Whether the Idaho and West Virginia laws genuinely protect girls from unfair competition is questionable. (The Idaho law is styled the “Fairness in Women’s Sports Act.”) In practice, the laws may subject women in public schools to “invasive sex verification procedures,” as educational expert George Theoharis of Syracuse University wrote after the court ruling.
They’re also based on a retrograde view of women as fragile creatures needing men’s protection, Theoharis wrote — “the same logic that has historically been used to justify excluding women from making their own healthcare decisions and girls from rigorous math and science; that physically demanding work is simply beyond them.” (There don’t appear to be any state laws barring transgender women from competing in men’s sports.)

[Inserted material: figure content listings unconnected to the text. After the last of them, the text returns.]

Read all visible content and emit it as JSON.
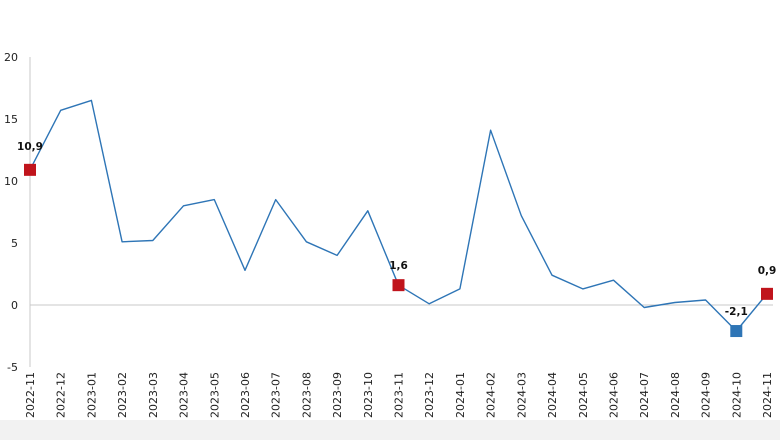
{
  "chart_data": {
    "type": "line",
    "title": "",
    "xlabel": "",
    "ylabel": "",
    "ylim": [
      -5,
      20
    ],
    "yticks": [
      -5,
      0,
      5,
      10,
      15,
      20
    ],
    "ytick_labels": [
      "-5",
      "0",
      "5",
      "10",
      "15",
      "20"
    ],
    "grid": false,
    "legend": "none",
    "categories": [
      "2022-11",
      "2022-12",
      "2023-01",
      "2023-02",
      "2023-03",
      "2023-04",
      "2023-05",
      "2023-06",
      "2023-07",
      "2023-08",
      "2023-09",
      "2023-10",
      "2023-11",
      "2023-12",
      "2024-01",
      "2024-02",
      "2024-03",
      "2024-04",
      "2024-05",
      "2024-06",
      "2024-07",
      "2024-08",
      "2024-09",
      "2024-10",
      "2024-11"
    ],
    "series": [
      {
        "values": [
          10.9,
          15.7,
          16.5,
          5.1,
          5.2,
          8.0,
          8.5,
          2.8,
          8.5,
          5.1,
          4.0,
          7.6,
          1.6,
          0.1,
          1.3,
          14.1,
          7.2,
          2.4,
          1.3,
          2.0,
          -0.2,
          0.2,
          0.4,
          -2.1,
          0.9
        ],
        "color": "#2e75b6"
      }
    ],
    "markers": [
      {
        "index": 0,
        "label": "10,9",
        "color": "#c0141c"
      },
      {
        "index": 12,
        "label": "1,6",
        "color": "#c0141c"
      },
      {
        "index": 23,
        "label": "-2,1",
        "color": "#2e75b6"
      },
      {
        "index": 24,
        "label": "0,9",
        "color": "#c0141c"
      }
    ],
    "colors": {
      "line": "#2e75b6",
      "axis": "#c8c8c8",
      "high_marker": "#c0141c",
      "low_marker": "#2e75b6"
    }
  }
}
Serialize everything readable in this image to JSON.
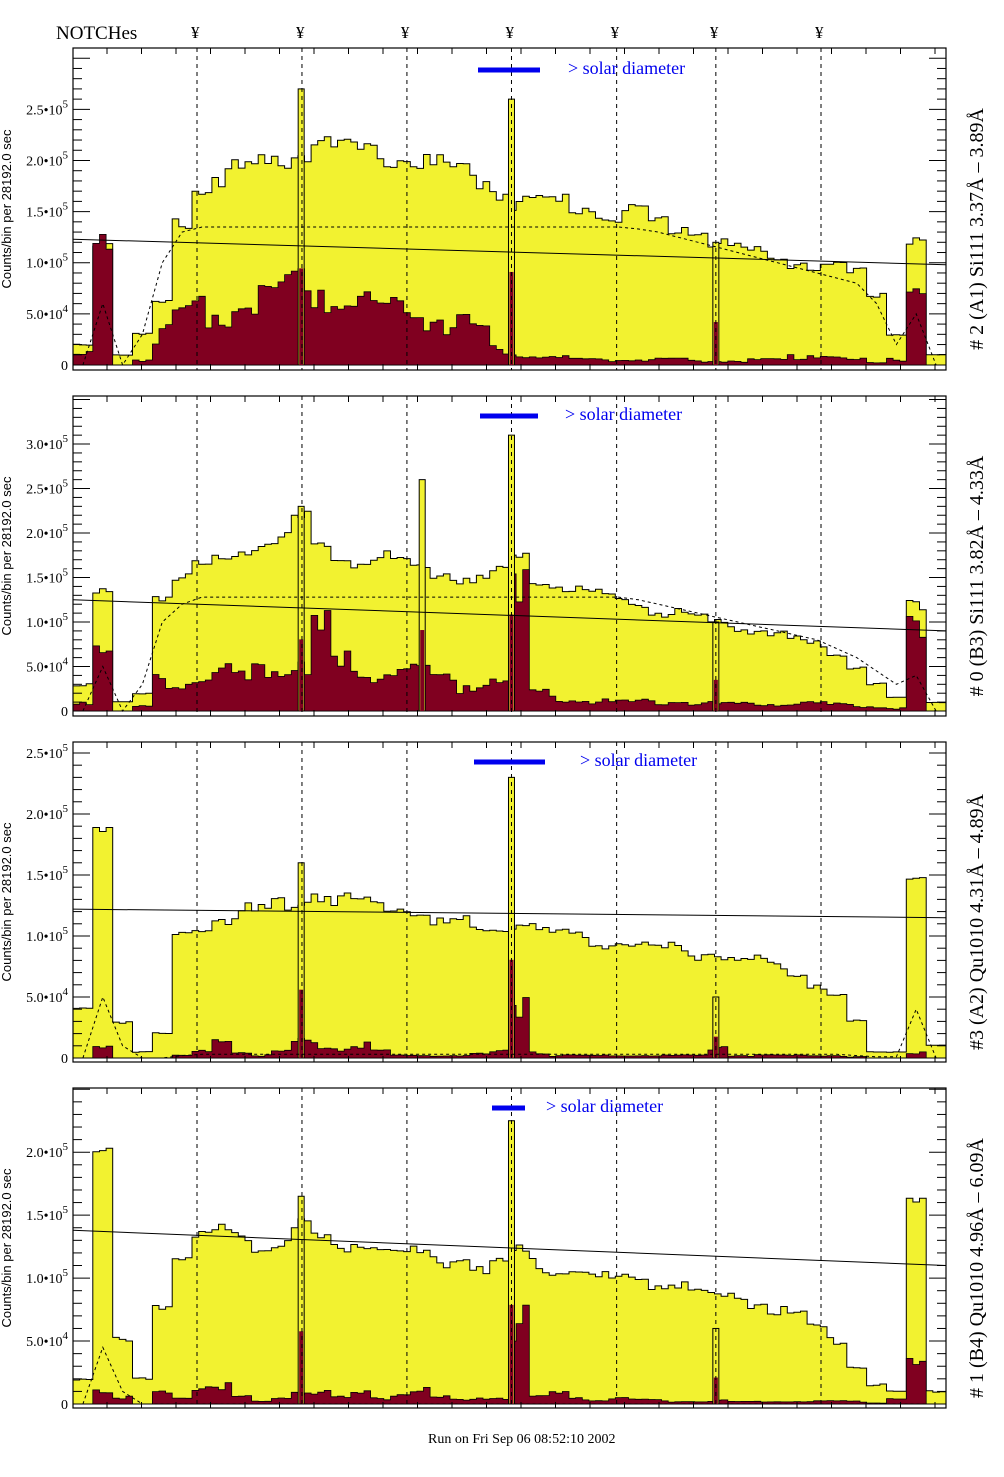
{
  "chart_data": {
    "type": "bar",
    "header_label": "NOTCHes",
    "notch_symbol": "¥",
    "notch_bins": [
      6.25,
      11.54,
      16.83,
      22.1,
      27.4,
      32.4,
      37.7
    ],
    "footer": "Run on Fri Sep 06 08:52:10 2002",
    "ylabel": "Counts/bin per  28192.0 sec",
    "annotation": "> solar diameter",
    "colors": {
      "total": "#f2f230",
      "red": "#800020",
      "annotation": "#0000ee"
    },
    "x_units": "bin index (44 coarse bins)",
    "panels": [
      {
        "title": "# 2 (A1) Si111  3.37Å – 3.89Å",
        "ylim": [
          0,
          310000
        ],
        "yticks": [
          {
            "v": 0,
            "t": "0"
          },
          {
            "v": 50000,
            "t": "5.0•10",
            "e": "4"
          },
          {
            "v": 100000,
            "t": "1.0•10",
            "e": "5"
          },
          {
            "v": 150000,
            "t": "1.5•10",
            "e": "5"
          },
          {
            "v": 200000,
            "t": "2.0•10",
            "e": "5"
          },
          {
            "v": 250000,
            "t": "2.5•10",
            "e": "5"
          }
        ],
        "total": [
          0.2,
          1.2,
          0.1,
          0.3,
          0.6,
          1.4,
          1.7,
          1.85,
          1.9,
          1.95,
          2.0,
          2.1,
          2.2,
          2.1,
          2.1,
          2.05,
          2.0,
          2.0,
          1.95,
          1.9,
          1.8,
          1.7,
          1.6,
          1.6,
          1.6,
          1.55,
          1.5,
          1.45,
          1.5,
          1.4,
          1.35,
          1.3,
          1.2,
          1.15,
          1.1,
          1.05,
          1.0,
          0.95,
          0.95,
          0.9,
          0.7,
          0.3,
          1.2,
          0.1
        ],
        "red": [
          0.1,
          1.0,
          0,
          0.05,
          0.3,
          0.45,
          0.5,
          0.55,
          0.6,
          0.7,
          0.75,
          0.8,
          0.75,
          0.7,
          0.65,
          0.6,
          0.55,
          0.5,
          0.45,
          0.4,
          0.35,
          0.15,
          0.1,
          0.08,
          0.07,
          0.06,
          0.06,
          0.05,
          0.05,
          0.05,
          0.05,
          0.04,
          0.04,
          0.04,
          0.05,
          0.05,
          0.08,
          0.1,
          0.08,
          0.05,
          0.02,
          0.05,
          0.8,
          0
        ],
        "spikes": [
          {
            "bin": 11.5,
            "v": 2.7
          },
          {
            "bin": 22.1,
            "v": 2.6
          },
          {
            "bin": 32.4,
            "v": 1.2
          }
        ],
        "line": [
          1.23,
          0.98
        ],
        "model": [
          0,
          0.6,
          0,
          0.3,
          1.0,
          1.3,
          1.35,
          1.35,
          1.35,
          1.35,
          1.35,
          1.35,
          1.35,
          1.35,
          1.35,
          1.35,
          1.35,
          1.35,
          1.35,
          1.35,
          1.35,
          1.35,
          1.35,
          1.35,
          1.35,
          1.35,
          1.35,
          1.35,
          1.33,
          1.3,
          1.25,
          1.2,
          1.15,
          1.1,
          1.05,
          1.0,
          0.95,
          0.9,
          0.85,
          0.8,
          0.6,
          0.2,
          0.5,
          0
        ],
        "scale": 100000
      },
      {
        "title": "# 0 (B3) Si111  3.82Å – 4.33Å",
        "ylim": [
          0,
          354000
        ],
        "yticks": [
          {
            "v": 0,
            "t": "0"
          },
          {
            "v": 50000,
            "t": "5.0•10",
            "e": "4"
          },
          {
            "v": 100000,
            "t": "1.0•10",
            "e": "5"
          },
          {
            "v": 150000,
            "t": "1.5•10",
            "e": "5"
          },
          {
            "v": 200000,
            "t": "2.0•10",
            "e": "5"
          },
          {
            "v": 250000,
            "t": "2.5•10",
            "e": "5"
          },
          {
            "v": 300000,
            "t": "3.0•10",
            "e": "5"
          }
        ],
        "total": [
          0.3,
          1.3,
          0.1,
          0.2,
          1.3,
          1.5,
          1.6,
          1.7,
          1.8,
          1.9,
          2.0,
          2.15,
          1.8,
          1.75,
          1.7,
          1.7,
          1.65,
          1.6,
          1.55,
          1.5,
          1.45,
          1.55,
          1.7,
          1.45,
          1.4,
          1.35,
          1.3,
          1.25,
          1.2,
          1.1,
          1.1,
          1.05,
          1.0,
          0.95,
          0.9,
          0.85,
          0.8,
          0.75,
          0.65,
          0.5,
          0.3,
          0.15,
          1.2,
          0.1
        ],
        "red": [
          0.1,
          1.0,
          0,
          0.05,
          0.35,
          0.3,
          0.35,
          0.4,
          0.35,
          0.4,
          0.5,
          0.6,
          0.9,
          0.5,
          0.4,
          0.45,
          0.5,
          0.4,
          0.35,
          0.3,
          0.3,
          0.4,
          1.2,
          0.2,
          0.15,
          0.15,
          0.12,
          0.1,
          0.1,
          0.1,
          0.1,
          0.08,
          0.08,
          0.08,
          0.08,
          0.08,
          0.08,
          0.08,
          0.07,
          0.06,
          0.05,
          0.03,
          0.8,
          0
        ],
        "spikes": [
          {
            "bin": 11.5,
            "v": 2.3
          },
          {
            "bin": 17.6,
            "v": 2.6
          },
          {
            "bin": 22.1,
            "v": 3.1
          },
          {
            "bin": 32.4,
            "v": 1.0
          }
        ],
        "line": [
          1.25,
          0.9
        ],
        "model": [
          0,
          0.5,
          0,
          0.3,
          1.0,
          1.2,
          1.28,
          1.28,
          1.28,
          1.28,
          1.28,
          1.28,
          1.28,
          1.28,
          1.28,
          1.28,
          1.28,
          1.28,
          1.28,
          1.28,
          1.28,
          1.28,
          1.28,
          1.28,
          1.28,
          1.28,
          1.28,
          1.28,
          1.25,
          1.2,
          1.15,
          1.1,
          1.05,
          1.0,
          0.95,
          0.9,
          0.85,
          0.8,
          0.7,
          0.6,
          0.45,
          0.3,
          0.4,
          0
        ],
        "scale": 100000
      },
      {
        "title": "#3 (A2) Qu1010  4.31Å – 4.89Å",
        "ylim": [
          0,
          259000
        ],
        "yticks": [
          {
            "v": 0,
            "t": "0"
          },
          {
            "v": 50000,
            "t": "5.0•10",
            "e": "4"
          },
          {
            "v": 100000,
            "t": "1.0•10",
            "e": "5"
          },
          {
            "v": 150000,
            "t": "1.5•10",
            "e": "5"
          },
          {
            "v": 200000,
            "t": "2.0•10",
            "e": "5"
          },
          {
            "v": 250000,
            "t": "2.5•10",
            "e": "5"
          }
        ],
        "total": [
          0.4,
          1.9,
          0.3,
          0.05,
          0.2,
          1.0,
          1.1,
          1.15,
          1.2,
          1.2,
          1.25,
          1.3,
          1.35,
          1.3,
          1.3,
          1.25,
          1.25,
          1.2,
          1.1,
          1.1,
          1.05,
          1.05,
          1.1,
          1.05,
          1.0,
          1.0,
          0.95,
          0.95,
          0.9,
          0.9,
          0.9,
          0.85,
          0.85,
          0.8,
          0.8,
          0.75,
          0.7,
          0.6,
          0.5,
          0.3,
          0.05,
          0.05,
          1.5,
          0.1
        ],
        "red": [
          0,
          0.08,
          0,
          0,
          0,
          0.02,
          0.05,
          0.15,
          0.05,
          0.02,
          0.05,
          0.12,
          0.1,
          0.08,
          0.1,
          0.05,
          0.02,
          0.02,
          0.02,
          0.02,
          0.03,
          0.05,
          0.5,
          0.05,
          0.02,
          0.02,
          0.02,
          0.02,
          0.02,
          0.02,
          0.02,
          0.02,
          0.1,
          0.02,
          0.02,
          0.02,
          0.02,
          0.02,
          0.02,
          0.01,
          0,
          0,
          0.05,
          0
        ],
        "spikes": [
          {
            "bin": 11.5,
            "v": 1.6
          },
          {
            "bin": 22.1,
            "v": 2.3
          },
          {
            "bin": 32.4,
            "v": 0.5
          }
        ],
        "line": [
          1.22,
          1.15
        ],
        "model": [
          0,
          0.5,
          0.1,
          0,
          0,
          0.02,
          0.03,
          0.03,
          0.03,
          0.03,
          0.03,
          0.03,
          0.03,
          0.03,
          0.03,
          0.03,
          0.03,
          0.03,
          0.03,
          0.03,
          0.03,
          0.03,
          0.03,
          0.03,
          0.03,
          0.03,
          0.03,
          0.03,
          0.03,
          0.03,
          0.03,
          0.03,
          0.03,
          0.03,
          0.03,
          0.03,
          0.03,
          0.03,
          0.03,
          0.02,
          0.01,
          0.01,
          0.4,
          0
        ],
        "scale": 100000
      },
      {
        "title": "# 1 (B4) Qu1010 4.96Å – 6.09Å",
        "ylim": [
          0,
          251000
        ],
        "yticks": [
          {
            "v": 0,
            "t": "0"
          },
          {
            "v": 50000,
            "t": "5.0•10",
            "e": "4"
          },
          {
            "v": 100000,
            "t": "1.0•10",
            "e": "5"
          },
          {
            "v": 150000,
            "t": "1.5•10",
            "e": "5"
          },
          {
            "v": 200000,
            "t": "2.0•10",
            "e": "5"
          }
        ],
        "total": [
          0.2,
          2.0,
          0.5,
          0.2,
          0.8,
          1.2,
          1.3,
          1.35,
          1.3,
          1.25,
          1.3,
          1.4,
          1.3,
          1.25,
          1.3,
          1.25,
          1.2,
          1.2,
          1.15,
          1.15,
          1.1,
          1.1,
          1.2,
          1.1,
          1.05,
          1.1,
          1.0,
          1.0,
          1.0,
          0.95,
          0.95,
          0.9,
          0.85,
          0.85,
          0.8,
          0.75,
          0.7,
          0.6,
          0.5,
          0.3,
          0.15,
          0.1,
          1.6,
          0.1
        ],
        "red": [
          0,
          0.12,
          0.05,
          0,
          0.08,
          0.05,
          0.15,
          0.15,
          0.05,
          0.02,
          0.05,
          0.1,
          0.08,
          0.05,
          0.08,
          0.05,
          0.08,
          0.1,
          0.05,
          0.03,
          0.05,
          0.05,
          0.6,
          0.05,
          0.08,
          0.05,
          0.03,
          0.05,
          0.03,
          0.03,
          0.02,
          0.02,
          0.03,
          0.02,
          0.02,
          0.02,
          0.02,
          0.02,
          0.02,
          0.02,
          0.01,
          0.05,
          0.3,
          0
        ],
        "spikes": [
          {
            "bin": 11.5,
            "v": 1.65
          },
          {
            "bin": 22.1,
            "v": 2.25
          },
          {
            "bin": 32.4,
            "v": 0.6
          }
        ],
        "line": [
          1.38,
          1.1
        ],
        "model": [
          0,
          0.45,
          0.1,
          0,
          0,
          0,
          0,
          0,
          0,
          0,
          0,
          0,
          0,
          0,
          0,
          0,
          0,
          0,
          0,
          0,
          0,
          0,
          0,
          0,
          0,
          0,
          0,
          0,
          0,
          0,
          0,
          0,
          0,
          0,
          0,
          0,
          0,
          0,
          0,
          0,
          0,
          0,
          0,
          0
        ],
        "scale": 100000
      }
    ]
  }
}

Becky Pepper-Jackson, the plaintiff in the West Virginia case, in which she is identified only as B.P.J., is the only transgender girl who sought to join girl’s teams — track and cross-country — in the state. That was in 2021, just after West Virginia passed its law and she was about to enter sixth grade. She didn’t appear to pose any competitive risk to others on the track and cross-country teams she applied to join — her lawyers told the Supreme Court that on those no-cut teams, she “came in near the back.”
Anyway, she had not gone through male puberty, which theoretically might have endowed her with a competitive advantage, because she had been taking puberty blockers and female hormones.
Thanks to the court’s ruling, Sotomayor observed in a dissent joined by Justices Elena Kagan and Ketanji Brown Jackson, West Virginia can deny Becky access to school sports “because it thinks they have an inherent athletic advantage, even if the facts show that they do not.”
B.P.J., Sotomayor wrote, “cannot practice on girls’ teams, even if she would not take anyone’s spot in an eventual competition, even if everyone who tries out for the team makes it, and even if having the chance to participate could aid immensely in treating B. P. J.’s gender dysphoria.”
So whose interest was really protected by the Supreme Court?